清須会議

清須会議

2013年11月24日 TOHOシネマズ錦糸町にて

(2013年:日本:138分:原作、監督、脚本 三谷幸喜)

 三谷幸喜監督の初の映画での時代劇。

三谷幸喜監督映画って大勢の人が出てきて、どちらかといえばホテルとかラジオ局など狭い場所での色々な人の思惑が迷走する、というものが多く、この映画も清須会議という日本で初めて合議制で後継者を決めた会議が中心となります。

だから、大ロケをするというよりもセットを細かく組んで、その中で様々な人びとを描きます。

 本能寺の変で、信長が明智光秀に討たれた。

さて、その織田家の後継者は、その後見人となり実質、政権を握るのは誰か?

家老が清須城に集まり、会議で決めようということになる。

筆頭家老の柴田勝家(役所広司)と羽柴秀吉(大泉洋)が名乗りをあげる。

そしてそれぞれが、柴田勝家は信長の三男で、武勇に秀でている信孝(坂東巳之助)を推すが、人格としてはいいものの出自がいまひとつ。

羽柴秀吉は、次男の信雄(妻夫木聡)を推すことにしますが、これが大うつけ・・・というよりおばかである。

 結局、多数決ですから、なんとか他の家老たちを自分の味方に引き入れようと、水面下でのやりとりが始まります。

台詞は現代語が中心になっていて、昔はもっと違う話し方をしたのでしょうが、そこはただでさえ複雑な人間関係。

わかりやすくするために現代語で最初から、三谷監督は原作を書いていました。

 野心に燃えているのは実は、羽柴秀吉と信長の妹、お市の方(鈴木京香)ではなかったでしょうか。

お市の方は夫と息子を殺された怨みで、とにかく秀吉不利に持ち込もうと策略を練るという風になっています。

しかし、美しいお市の方に柴田勝家も羽柴秀吉も・・・できることならお市の方を奥方にして・・・という下心を持っている。

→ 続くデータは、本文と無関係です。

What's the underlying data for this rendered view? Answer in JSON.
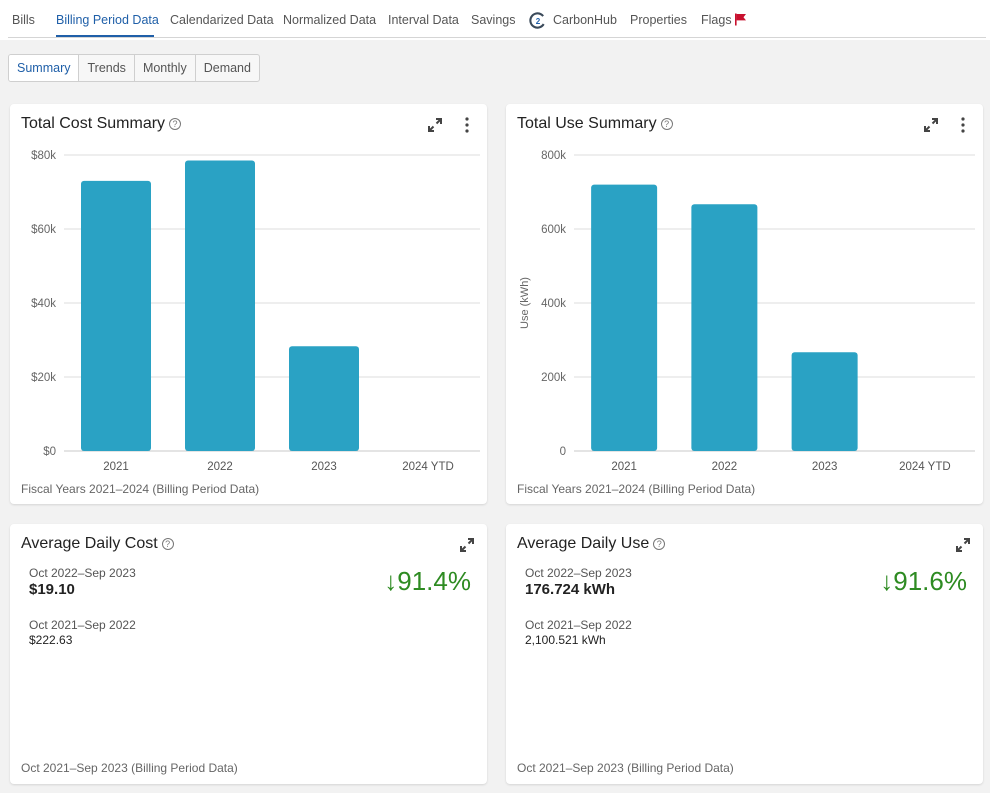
{
  "nav": {
    "tabs": [
      {
        "label": "Bills"
      },
      {
        "label": "Billing Period Data",
        "active": true
      },
      {
        "label": "Calendarized Data"
      },
      {
        "label": "Normalized Data"
      },
      {
        "label": "Interval Data"
      },
      {
        "label": "Savings"
      },
      {
        "label": "CarbonHub"
      },
      {
        "label": "Properties"
      },
      {
        "label": "Flags"
      }
    ]
  },
  "subtabs": [
    {
      "label": "Summary",
      "active": true
    },
    {
      "label": "Trends"
    },
    {
      "label": "Monthly"
    },
    {
      "label": "Demand"
    }
  ],
  "colors": {
    "accent": "#1f5fa8",
    "bar": "#2aa2c4",
    "positive": "#2e8b22",
    "flag": "#c8102e"
  },
  "icons": {
    "help": "help-circle-icon",
    "expand": "expand-icon",
    "menu": "more-vertical-icon",
    "flag": "flag-icon",
    "logo": "carbonhub-logo-icon"
  },
  "cost_card": {
    "title": "Total Cost Summary",
    "help_glyph": "?",
    "footer": "Fiscal Years 2021–2024 (Billing Period Data)"
  },
  "use_card": {
    "title": "Total Use Summary",
    "help_glyph": "?",
    "footer": "Fiscal Years 2021–2024 (Billing Period Data)"
  },
  "daily_cost_card": {
    "title": "Average Daily Cost",
    "help_glyph": "?",
    "current_range": "Oct 2022–Sep 2023",
    "current_value": "$19.10",
    "previous_range": "Oct 2021–Sep 2022",
    "previous_value": "$222.63",
    "change": "91.4%",
    "arrow": "↓",
    "footer": "Oct 2021–Sep 2023 (Billing Period Data)"
  },
  "daily_use_card": {
    "title": "Average Daily Use",
    "help_glyph": "?",
    "current_range": "Oct 2022–Sep 2023",
    "current_value": "176.724 kWh",
    "previous_range": "Oct 2021–Sep 2022",
    "previous_value": "2,100.521 kWh",
    "change": "91.6%",
    "arrow": "↓",
    "footer": "Oct 2021–Sep 2023 (Billing Period Data)"
  },
  "chart_data": [
    {
      "type": "bar",
      "title": "Total Cost Summary",
      "categories": [
        "2021",
        "2022",
        "2023",
        "2024 YTD"
      ],
      "values": [
        73000,
        78500,
        28300,
        0
      ],
      "yticks": [
        0,
        20000,
        40000,
        60000,
        80000
      ],
      "ytick_labels": [
        "$0",
        "$20k",
        "$40k",
        "$60k",
        "$80k"
      ],
      "ylim": [
        0,
        80000
      ],
      "ylabel": "",
      "grid": true,
      "legend": "none"
    },
    {
      "type": "bar",
      "title": "Total Use Summary",
      "categories": [
        "2021",
        "2022",
        "2023",
        "2024 YTD"
      ],
      "values": [
        720000,
        667000,
        267000,
        0
      ],
      "yticks": [
        0,
        200000,
        400000,
        600000,
        800000
      ],
      "ytick_labels": [
        "0",
        "200k",
        "400k",
        "600k",
        "800k"
      ],
      "ylim": [
        0,
        800000
      ],
      "ylabel": "Use (kWh)",
      "grid": true,
      "legend": "none"
    }
  ]
}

そんなの女はすぐわかりますね。そこをお市の方は突いてくるのです。

鈴木京香、よかったですよ、お市の方。この人が出てくると局面が転換するから。

白粉で固めた顔の下は般若でしょう?という女の怖さを出していましたね。

 家老、それぞれに柴田勝家には前田利家(浅野忠信)、羽柴秀吉には軍師の黒田勘兵衛(寺島進)がついて入れ知恵をする。

大局を見る、先を考える事ができるのは、羽柴秀吉でしょうが、実は信長の弟、三十郎信包(伊勢谷友介)が秀吉に「いずれは、織田の家をすべて滅ぼすつもりだろう、そして天下人となるつもりだろう」と真実を突く。

一番頭いいのは、実は三十郎だったのではないかな。野心家ではないけれど、頭がいい、という役。

 これだけの人を動かして、観ている側への流れの説明のうまさ、脱力ものの、大うつけ役を妻夫木聡が嬉しそうにやっていて、時にお調子者として人の心をつかむのが上手い秀吉すら、がっくり・・・なんて息抜きもちゃんとあって、実に上手くそつなく作られた娯楽時代劇。安心して楽しく観られます。

*******追記*****

後に大泉洋さんがインタビューで、この映画に出演する際、監督から「大泉くん、もっと小さくなれない?」と言われたと言っていました。